Figma Shapes and Pen Tool

Shapes form the building blocks of every design in Figma. Buttons, icons, cards, and illustrations all start as basic shapes. The pen tool lets you draw any custom shape that the basic tools cannot produce.

Basic Shape Tools

Figma provides six built-in shapes accessible from the toolbar or keyboard shortcuts.

  • Rectangle (R) – Draws squares and rectangles.
  • Ellipse (O) – Draws circles and ovals.
  • Line (L) – Draws straight lines.
  • Arrow (Shift + L) – Draws a line with an arrowhead.
  • Polygon – Draws triangles, pentagons, hexagons (set the number of sides).
  • Star – Draws stars (control the number of points and inner radius).

To draw any shape, select its tool, then click and drag on the canvas. Hold Shift while dragging to constrain the shape to equal proportions — a perfect circle or a perfect square.

Shape Properties in the Right Panel

When you select a shape, the right panel shows its editable properties.

Rectangle Selected
------------------------------
X: 40      Y: 60
W: 200     H: 80
------------------------------
Corner Radius: [0]  [0]  [0]  [0]
(top-left, top-right, bottom-right, bottom-left)
------------------------------
Fill: [solid color or gradient]
Stroke: [width + position + color]
Effects: [shadow, blur]
------------------------------

Corner Radius

The corner radius rounds the corners of a rectangle. A radius of 0 produces sharp corners. A radius of 8 produces the slightly rounded corners common on buttons and cards. Clicking the radius icon switches between all-equal and individual-corner control.

Stroke Settings

Strokes draw an outline around a shape. Set the stroke width in pixels and choose whether it sits inside, outside, or centered on the shape's edge. The inside option is most predictable — it does not change the shape's outer dimensions.

The Pen Tool

The pen tool draws custom vector paths. A path consists of anchor points connected by straight or curved lines.

How Anchor Points Work

Anchor point = dot (corner or curve control)
Path segment = the line between two anchor points

Example: Drawing a triangle
  Click → Point A (top)
  Click → Point B (bottom-left)
  Click → Point C (bottom-right)
  Click → Point A again to close the path

Result: A triangle shape

Straight Lines vs Curves

Click to place a corner anchor point — this creates straight line segments. Click and drag to place a curve anchor point — this creates a smooth, curved segment (called a Bezier curve). The direction and length of the drag handle controls the shape of the curve.

Bezier Curve Controls:
       Handle ←→ Handle
             |
       Anchor Point
(dragging handle adjusts curve direction)

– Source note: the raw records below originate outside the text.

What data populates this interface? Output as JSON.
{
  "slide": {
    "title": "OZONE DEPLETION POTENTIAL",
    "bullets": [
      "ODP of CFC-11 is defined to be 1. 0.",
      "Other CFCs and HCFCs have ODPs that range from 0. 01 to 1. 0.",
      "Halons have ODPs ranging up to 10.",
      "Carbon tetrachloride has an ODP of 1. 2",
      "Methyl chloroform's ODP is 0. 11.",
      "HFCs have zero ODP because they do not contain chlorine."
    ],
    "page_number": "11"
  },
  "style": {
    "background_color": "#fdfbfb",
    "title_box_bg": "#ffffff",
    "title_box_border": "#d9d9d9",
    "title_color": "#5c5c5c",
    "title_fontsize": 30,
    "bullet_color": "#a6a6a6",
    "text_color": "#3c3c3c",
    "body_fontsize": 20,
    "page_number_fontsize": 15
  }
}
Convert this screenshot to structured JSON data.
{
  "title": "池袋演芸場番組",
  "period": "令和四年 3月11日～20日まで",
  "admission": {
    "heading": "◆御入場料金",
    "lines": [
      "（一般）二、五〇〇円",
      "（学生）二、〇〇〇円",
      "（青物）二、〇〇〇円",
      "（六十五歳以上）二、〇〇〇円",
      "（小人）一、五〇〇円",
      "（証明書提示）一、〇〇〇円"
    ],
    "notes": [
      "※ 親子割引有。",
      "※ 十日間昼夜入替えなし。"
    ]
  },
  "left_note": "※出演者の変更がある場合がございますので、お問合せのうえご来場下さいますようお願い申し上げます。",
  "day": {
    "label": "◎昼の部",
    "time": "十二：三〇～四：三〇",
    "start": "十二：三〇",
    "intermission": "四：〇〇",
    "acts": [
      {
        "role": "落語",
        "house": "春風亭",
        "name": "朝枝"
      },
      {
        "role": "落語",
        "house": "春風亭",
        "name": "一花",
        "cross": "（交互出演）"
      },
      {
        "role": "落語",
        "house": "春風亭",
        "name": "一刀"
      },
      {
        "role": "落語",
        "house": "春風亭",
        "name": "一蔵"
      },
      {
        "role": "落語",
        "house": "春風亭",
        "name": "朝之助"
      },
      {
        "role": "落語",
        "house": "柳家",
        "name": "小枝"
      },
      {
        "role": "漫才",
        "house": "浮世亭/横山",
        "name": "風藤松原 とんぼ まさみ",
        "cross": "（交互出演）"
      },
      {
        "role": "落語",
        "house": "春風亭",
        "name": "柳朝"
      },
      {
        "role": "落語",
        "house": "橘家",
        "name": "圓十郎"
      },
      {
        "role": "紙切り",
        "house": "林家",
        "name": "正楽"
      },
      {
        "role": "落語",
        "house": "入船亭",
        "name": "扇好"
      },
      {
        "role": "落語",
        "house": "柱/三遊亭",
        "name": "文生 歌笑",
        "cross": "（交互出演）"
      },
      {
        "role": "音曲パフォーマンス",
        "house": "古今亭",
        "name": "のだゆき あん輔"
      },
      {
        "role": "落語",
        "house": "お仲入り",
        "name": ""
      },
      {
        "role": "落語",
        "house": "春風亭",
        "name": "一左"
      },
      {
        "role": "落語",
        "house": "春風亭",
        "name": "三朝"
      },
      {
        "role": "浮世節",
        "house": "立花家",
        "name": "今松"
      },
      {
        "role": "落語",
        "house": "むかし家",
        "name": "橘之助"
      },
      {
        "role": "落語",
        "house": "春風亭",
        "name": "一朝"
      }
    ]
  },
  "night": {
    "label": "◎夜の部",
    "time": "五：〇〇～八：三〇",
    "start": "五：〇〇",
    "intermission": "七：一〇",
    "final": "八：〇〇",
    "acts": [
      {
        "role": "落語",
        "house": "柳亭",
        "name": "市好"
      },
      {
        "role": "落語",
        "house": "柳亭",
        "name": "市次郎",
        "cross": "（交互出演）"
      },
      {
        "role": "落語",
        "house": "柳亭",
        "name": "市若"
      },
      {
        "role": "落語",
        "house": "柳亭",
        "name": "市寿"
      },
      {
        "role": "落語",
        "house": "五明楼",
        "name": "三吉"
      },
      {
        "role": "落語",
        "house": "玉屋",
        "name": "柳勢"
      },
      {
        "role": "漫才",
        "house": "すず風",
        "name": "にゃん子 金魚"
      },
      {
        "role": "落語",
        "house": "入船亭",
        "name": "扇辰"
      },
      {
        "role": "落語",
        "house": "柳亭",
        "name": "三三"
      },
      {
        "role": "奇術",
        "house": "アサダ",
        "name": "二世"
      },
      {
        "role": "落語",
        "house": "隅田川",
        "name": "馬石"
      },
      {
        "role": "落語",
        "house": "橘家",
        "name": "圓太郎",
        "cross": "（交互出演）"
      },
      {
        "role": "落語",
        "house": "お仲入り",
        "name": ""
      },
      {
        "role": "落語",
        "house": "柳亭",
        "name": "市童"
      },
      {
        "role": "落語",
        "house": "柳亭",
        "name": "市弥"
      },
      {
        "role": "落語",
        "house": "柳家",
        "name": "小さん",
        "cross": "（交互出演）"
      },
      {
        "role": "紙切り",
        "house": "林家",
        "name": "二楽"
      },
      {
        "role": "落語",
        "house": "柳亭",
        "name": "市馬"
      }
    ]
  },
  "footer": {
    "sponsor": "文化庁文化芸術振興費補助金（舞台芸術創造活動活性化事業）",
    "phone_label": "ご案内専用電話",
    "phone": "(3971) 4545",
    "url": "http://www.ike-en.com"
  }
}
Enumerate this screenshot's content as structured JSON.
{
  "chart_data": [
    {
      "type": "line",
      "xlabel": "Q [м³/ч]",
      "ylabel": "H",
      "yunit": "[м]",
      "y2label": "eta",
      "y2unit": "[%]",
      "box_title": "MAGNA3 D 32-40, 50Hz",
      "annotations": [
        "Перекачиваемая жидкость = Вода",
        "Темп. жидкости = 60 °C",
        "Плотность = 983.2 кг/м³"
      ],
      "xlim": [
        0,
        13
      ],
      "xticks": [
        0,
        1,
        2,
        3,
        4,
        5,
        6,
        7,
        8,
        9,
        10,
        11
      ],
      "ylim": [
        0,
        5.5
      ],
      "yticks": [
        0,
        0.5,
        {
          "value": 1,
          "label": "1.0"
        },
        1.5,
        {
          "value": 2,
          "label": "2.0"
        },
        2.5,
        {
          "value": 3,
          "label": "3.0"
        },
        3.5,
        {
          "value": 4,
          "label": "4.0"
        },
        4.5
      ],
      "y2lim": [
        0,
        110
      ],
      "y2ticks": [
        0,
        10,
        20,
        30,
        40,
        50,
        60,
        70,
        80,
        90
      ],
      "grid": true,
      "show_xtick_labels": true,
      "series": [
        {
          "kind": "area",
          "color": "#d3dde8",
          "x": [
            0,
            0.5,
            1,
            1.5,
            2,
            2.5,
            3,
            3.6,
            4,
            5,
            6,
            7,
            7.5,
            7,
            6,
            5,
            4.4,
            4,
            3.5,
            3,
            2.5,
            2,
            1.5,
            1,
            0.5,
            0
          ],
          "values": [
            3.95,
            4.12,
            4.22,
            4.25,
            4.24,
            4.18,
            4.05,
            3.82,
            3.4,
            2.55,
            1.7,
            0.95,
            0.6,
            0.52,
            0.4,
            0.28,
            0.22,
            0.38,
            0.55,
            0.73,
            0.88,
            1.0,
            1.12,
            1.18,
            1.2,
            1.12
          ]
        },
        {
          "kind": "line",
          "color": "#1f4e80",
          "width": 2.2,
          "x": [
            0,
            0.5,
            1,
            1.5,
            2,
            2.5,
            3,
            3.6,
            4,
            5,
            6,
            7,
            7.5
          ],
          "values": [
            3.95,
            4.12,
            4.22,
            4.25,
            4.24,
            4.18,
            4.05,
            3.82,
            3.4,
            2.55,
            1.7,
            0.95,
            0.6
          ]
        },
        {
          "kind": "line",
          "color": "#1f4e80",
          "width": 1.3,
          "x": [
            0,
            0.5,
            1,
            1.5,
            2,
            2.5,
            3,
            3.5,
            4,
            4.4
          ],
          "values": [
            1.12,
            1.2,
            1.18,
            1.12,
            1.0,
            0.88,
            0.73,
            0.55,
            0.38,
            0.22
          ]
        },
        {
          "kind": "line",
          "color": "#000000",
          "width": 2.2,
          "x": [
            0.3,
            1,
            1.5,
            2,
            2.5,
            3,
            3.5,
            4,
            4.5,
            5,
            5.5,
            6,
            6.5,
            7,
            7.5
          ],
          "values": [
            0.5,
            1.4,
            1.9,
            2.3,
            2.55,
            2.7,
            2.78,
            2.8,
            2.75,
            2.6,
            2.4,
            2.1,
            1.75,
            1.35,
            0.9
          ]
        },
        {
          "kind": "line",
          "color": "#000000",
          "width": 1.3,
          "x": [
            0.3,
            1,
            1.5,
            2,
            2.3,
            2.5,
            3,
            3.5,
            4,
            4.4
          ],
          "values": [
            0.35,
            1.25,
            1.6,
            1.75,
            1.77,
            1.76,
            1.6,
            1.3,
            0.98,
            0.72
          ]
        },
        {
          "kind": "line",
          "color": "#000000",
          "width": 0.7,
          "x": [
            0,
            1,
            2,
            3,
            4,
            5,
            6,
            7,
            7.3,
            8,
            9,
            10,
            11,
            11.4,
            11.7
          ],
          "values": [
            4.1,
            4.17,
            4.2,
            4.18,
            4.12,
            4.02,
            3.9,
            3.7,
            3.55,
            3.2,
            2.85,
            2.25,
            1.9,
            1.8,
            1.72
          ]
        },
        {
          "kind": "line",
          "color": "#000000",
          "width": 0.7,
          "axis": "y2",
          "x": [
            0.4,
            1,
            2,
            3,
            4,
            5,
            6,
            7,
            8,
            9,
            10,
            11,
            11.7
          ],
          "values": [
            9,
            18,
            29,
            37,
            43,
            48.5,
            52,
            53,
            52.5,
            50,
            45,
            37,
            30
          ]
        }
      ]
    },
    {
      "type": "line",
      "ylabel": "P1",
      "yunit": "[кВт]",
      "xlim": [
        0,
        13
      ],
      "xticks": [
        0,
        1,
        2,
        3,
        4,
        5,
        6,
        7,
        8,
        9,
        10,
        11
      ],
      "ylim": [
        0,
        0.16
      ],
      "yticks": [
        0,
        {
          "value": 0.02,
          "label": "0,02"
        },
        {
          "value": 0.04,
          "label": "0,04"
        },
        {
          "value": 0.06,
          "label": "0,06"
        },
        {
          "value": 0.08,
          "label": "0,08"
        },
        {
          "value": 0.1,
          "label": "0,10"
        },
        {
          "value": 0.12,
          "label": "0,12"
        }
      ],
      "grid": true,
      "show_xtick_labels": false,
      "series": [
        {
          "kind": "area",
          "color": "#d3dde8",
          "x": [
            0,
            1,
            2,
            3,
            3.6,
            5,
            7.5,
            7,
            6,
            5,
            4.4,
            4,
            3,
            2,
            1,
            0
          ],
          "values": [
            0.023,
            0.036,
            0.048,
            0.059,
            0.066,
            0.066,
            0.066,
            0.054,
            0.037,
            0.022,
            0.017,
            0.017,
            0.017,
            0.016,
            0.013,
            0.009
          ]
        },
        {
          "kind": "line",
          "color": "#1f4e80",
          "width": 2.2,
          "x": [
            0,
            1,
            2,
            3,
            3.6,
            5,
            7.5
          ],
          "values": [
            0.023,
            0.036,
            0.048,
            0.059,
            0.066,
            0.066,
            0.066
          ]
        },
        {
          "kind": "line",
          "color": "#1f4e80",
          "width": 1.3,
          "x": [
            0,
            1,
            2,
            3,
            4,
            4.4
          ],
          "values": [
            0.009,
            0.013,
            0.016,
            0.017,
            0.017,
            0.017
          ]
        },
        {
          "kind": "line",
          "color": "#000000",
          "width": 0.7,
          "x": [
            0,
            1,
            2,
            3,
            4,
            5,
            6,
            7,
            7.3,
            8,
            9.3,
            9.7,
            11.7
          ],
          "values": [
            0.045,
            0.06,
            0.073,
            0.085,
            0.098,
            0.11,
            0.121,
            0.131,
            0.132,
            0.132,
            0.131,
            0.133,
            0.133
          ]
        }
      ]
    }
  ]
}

Editing Shapes with Vector Edit Mode

Double-click any shape (rectangle, ellipse, or custom path) to enter Vector Edit Mode. In this mode, you can:

  • Move individual anchor points
  • Add new anchor points by clicking on a path segment
  • Delete anchor points by selecting them and pressing Delete
  • Change a corner anchor to a smooth curve by selecting it and clicking the curve icon in the toolbar

Press Esc or click outside the shape to exit vector edit mode.

Boolean Operations

Boolean operations combine two or more shapes into one. Select two overlapping shapes, then choose a boolean operation from the toolbar dropdown (the icon shows overlapping circles).

Two shapes: Circle (A) + Rectangle (B)

Union       → Merges both into one outline
Subtract    → Removes B from A
Intersect   → Keeps only the overlapping area
Exclude     → Keeps everything except the overlapping area

Visual Example (Union):
  A = Circle    B = Rectangle
   ⬤ overlaps ▬
  Result: One combined shape outline

Flattening Paths

After a boolean operation, Figma keeps the original shapes as editable sub-layers. Press Ctrl/Cmd + E to flatten them into a single, non-editable path. Flatten only when you are certain you no longer need to adjust the individual shapes.

Practical Example: Drawing a Notification Icon

  1. Draw a circle (O) — 24 × 24 pixels.
  2. Draw a small rectangle at the bottom of the circle for the bell body.
  3. Use Union to merge them.
  4. Draw a tiny rectangle at the very bottom and use Subtract to cut a notch.
  5. The result is a simple bell-shaped notification icon made entirely from basic shapes.